Both The Blacklist, NBC's show starring James Spader, and Hostages, a CBS project with Toni Collette and Dylan McDermott, are on at 10 p.m. Each, in one way or another, tries to capitalize on viewer interest in national security intrigue. Both series take place in Washington D.C. and its surrounding areas. They both feature a compelling lead actor who is either a good guy doing bad things or a bad guy doing good things. The Blacklist even gets some extra Homeland cred for featuring Diego Klattenhoff, who played Homeland's huevos-rancheros cookin' Mike.

It makes sense that the Homeland-effect would come into play this season. Copycats don't always arrive immediately after their originals, they need at least one development cycle to generate. Shows that took a Mad Men-esque interest in the 1960s, like Pan Am and The Playboy Club, didn't arrive until a few years after the advertising drama became a critical darling. Regardless of when creators had the ideas for all of these shows, networks become interested after seeing success somewhere else.
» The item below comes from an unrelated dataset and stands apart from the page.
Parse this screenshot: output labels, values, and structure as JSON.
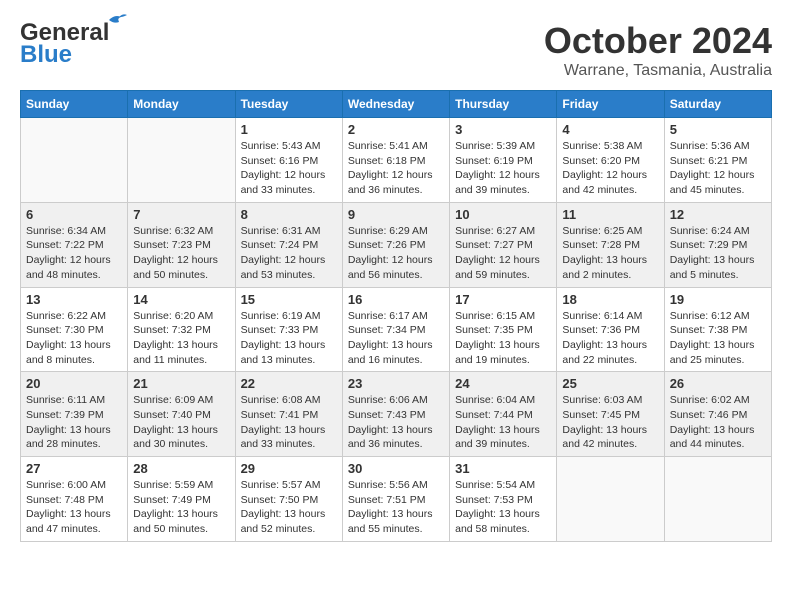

The Blacklist is the more giddy of the two new Homeland wannabes. James Spader stars as "Red" Reddington, a would-be hero (he was top of his Naval Academy class) who disappeared from the grid only to reappear as a criminal mastermind. Reddington gives himself up to the feds with the professed goal of helping stop a terrorist plot, but will only speak to Elizabeth Keen, a young agent with issues of her own. She's not bipolar, a la Carrie Mathison, but she was abandoned by her father in childhood (hint hint) and might not be totally mentally stable. The pilot is twisty and turn-y and action-heavy. Unlike Homeland, the plan of the main terrorist bad guy is revealed quickly. Like Homeland, his motives involve revenge for the killing of his family. Still, The Blacklist is fun stuff. Spader purrs and prances in his usual way and seems to be having a grand old time. It's a bit infectious.
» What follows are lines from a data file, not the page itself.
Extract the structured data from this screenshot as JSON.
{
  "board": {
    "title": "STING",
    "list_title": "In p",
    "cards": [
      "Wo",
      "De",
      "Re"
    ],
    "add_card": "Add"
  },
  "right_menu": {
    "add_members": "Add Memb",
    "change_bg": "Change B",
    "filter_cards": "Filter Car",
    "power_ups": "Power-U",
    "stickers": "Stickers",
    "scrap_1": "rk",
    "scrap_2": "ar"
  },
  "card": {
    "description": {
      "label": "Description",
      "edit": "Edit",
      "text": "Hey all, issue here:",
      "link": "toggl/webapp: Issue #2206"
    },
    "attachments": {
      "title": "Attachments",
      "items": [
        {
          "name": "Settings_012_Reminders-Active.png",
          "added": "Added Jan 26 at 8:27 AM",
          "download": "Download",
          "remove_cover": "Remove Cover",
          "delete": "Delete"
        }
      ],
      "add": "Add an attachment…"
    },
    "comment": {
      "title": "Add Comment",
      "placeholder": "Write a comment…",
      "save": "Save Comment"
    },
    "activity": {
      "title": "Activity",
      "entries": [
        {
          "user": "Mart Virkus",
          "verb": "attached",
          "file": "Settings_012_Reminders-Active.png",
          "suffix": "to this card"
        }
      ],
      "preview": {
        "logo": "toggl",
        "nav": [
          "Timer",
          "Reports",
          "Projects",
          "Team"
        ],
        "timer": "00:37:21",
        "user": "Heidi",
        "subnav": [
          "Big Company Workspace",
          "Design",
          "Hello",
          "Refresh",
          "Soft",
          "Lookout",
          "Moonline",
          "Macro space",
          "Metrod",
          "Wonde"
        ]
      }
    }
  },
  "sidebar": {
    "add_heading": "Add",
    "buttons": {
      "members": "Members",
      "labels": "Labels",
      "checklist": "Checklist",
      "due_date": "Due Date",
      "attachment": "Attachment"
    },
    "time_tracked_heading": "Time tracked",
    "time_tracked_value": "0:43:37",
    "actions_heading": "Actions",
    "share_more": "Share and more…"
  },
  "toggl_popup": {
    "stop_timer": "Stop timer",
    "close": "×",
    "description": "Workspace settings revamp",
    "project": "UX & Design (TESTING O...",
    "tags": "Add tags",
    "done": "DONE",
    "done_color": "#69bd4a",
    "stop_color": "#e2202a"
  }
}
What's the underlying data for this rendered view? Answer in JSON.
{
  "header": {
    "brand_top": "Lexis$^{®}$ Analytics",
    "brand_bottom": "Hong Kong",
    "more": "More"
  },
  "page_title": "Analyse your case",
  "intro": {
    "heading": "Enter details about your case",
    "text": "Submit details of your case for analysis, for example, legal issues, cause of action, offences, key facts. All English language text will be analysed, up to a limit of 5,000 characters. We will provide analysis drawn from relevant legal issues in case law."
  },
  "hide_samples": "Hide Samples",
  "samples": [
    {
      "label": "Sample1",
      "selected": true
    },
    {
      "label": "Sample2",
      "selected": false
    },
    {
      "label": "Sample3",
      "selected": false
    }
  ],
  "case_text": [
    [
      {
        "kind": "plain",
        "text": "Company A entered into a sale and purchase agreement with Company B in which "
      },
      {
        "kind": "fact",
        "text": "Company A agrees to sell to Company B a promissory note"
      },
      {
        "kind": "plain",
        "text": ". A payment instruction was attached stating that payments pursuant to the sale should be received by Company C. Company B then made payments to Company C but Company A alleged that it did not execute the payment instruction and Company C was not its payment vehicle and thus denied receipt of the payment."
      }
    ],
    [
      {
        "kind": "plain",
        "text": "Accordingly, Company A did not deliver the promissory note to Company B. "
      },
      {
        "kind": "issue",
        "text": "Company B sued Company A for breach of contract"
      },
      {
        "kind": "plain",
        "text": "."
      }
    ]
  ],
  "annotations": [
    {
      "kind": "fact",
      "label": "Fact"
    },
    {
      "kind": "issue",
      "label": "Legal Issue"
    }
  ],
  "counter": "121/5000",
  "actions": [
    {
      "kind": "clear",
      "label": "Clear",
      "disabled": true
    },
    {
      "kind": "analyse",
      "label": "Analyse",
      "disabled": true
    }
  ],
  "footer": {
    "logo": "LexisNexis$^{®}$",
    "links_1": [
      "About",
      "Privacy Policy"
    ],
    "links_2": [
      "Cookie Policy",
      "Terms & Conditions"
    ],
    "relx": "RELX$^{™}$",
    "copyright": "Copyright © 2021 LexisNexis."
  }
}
Hostages is more grim. The series concerns Dr. Ellen Sanders (Toni Collette), a surgeon scheduled to operate on the president when she and her family are taken hostage under the pretense that they'll be released if she lets the commander-in-chief die under her watch. The guy running the hostage operation is something of a Nicholas Brody-type: Dylan McDermott's Duncan Carlisle is a federal agent by day, hostage-taker by night, who obviously has complicated motives. Like Brody, we don't know what side he's really on, or if he's on any one side at all.  While The Blacklist has fun with its material, Hostages takes itself very seriously. But, like Homeland it looks at what happens when terrorism lets itself into the home, as happened with Brody's family.
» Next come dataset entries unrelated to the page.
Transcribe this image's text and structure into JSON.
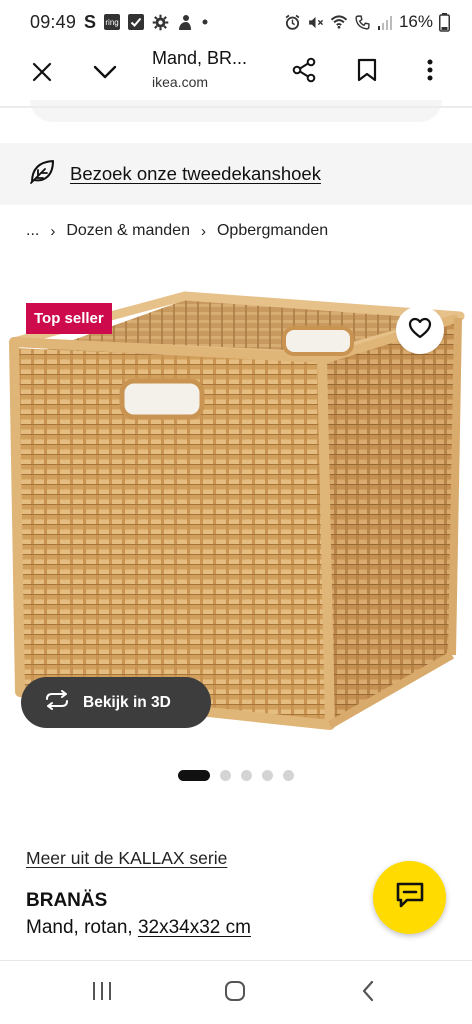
{
  "status_bar": {
    "time": "09:49",
    "s_label": "S",
    "ring_label": "ring",
    "battery": "16%"
  },
  "browser": {
    "page_title": "Mand, BR...",
    "url": "ikea.com"
  },
  "banner": {
    "link_text": "Bezoek onze tweedekanshoek"
  },
  "breadcrumb": {
    "ellipsis": "...",
    "separator": "›",
    "items": [
      "Dozen & manden",
      "Opbergmanden"
    ]
  },
  "product": {
    "badge": "Top seller",
    "view_3d_label": "Bekijk in 3D",
    "carousel_total": 5,
    "carousel_active": 1,
    "series_link": "Meer uit de KALLAX serie",
    "name": "BRANÄS",
    "description": "Mand, rotan, ",
    "dimensions": "32x34x32 cm"
  },
  "colors": {
    "badge": "#cc0a4c",
    "chat_fab": "#ffdb00",
    "banner_bg": "#f5f5f5",
    "view3d_bg": "#3d3d3d",
    "basket": "#d9a866"
  },
  "icons": [
    "close-icon",
    "chevron-down-icon",
    "share-icon",
    "bookmark-icon",
    "more-vert-icon",
    "leaf-icon",
    "heart-icon",
    "rotate-3d-icon",
    "chat-icon"
  ]
}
Both shows aren't quite as edgy as Homeland. This is network television after all. We're not dealing with America's relationship to Muslim extremism here—at least not yet. So far the threats are internal or nebulous. Homeland, as our Richard Lawson has argued, is also sort of silly, but its cable sheen and stellar performances from its actors let it pass as a higher art form. Still, it's a testament to what Homeland has done in its past two seasons that these shows can borrow from it and still be enjoyable hours of television.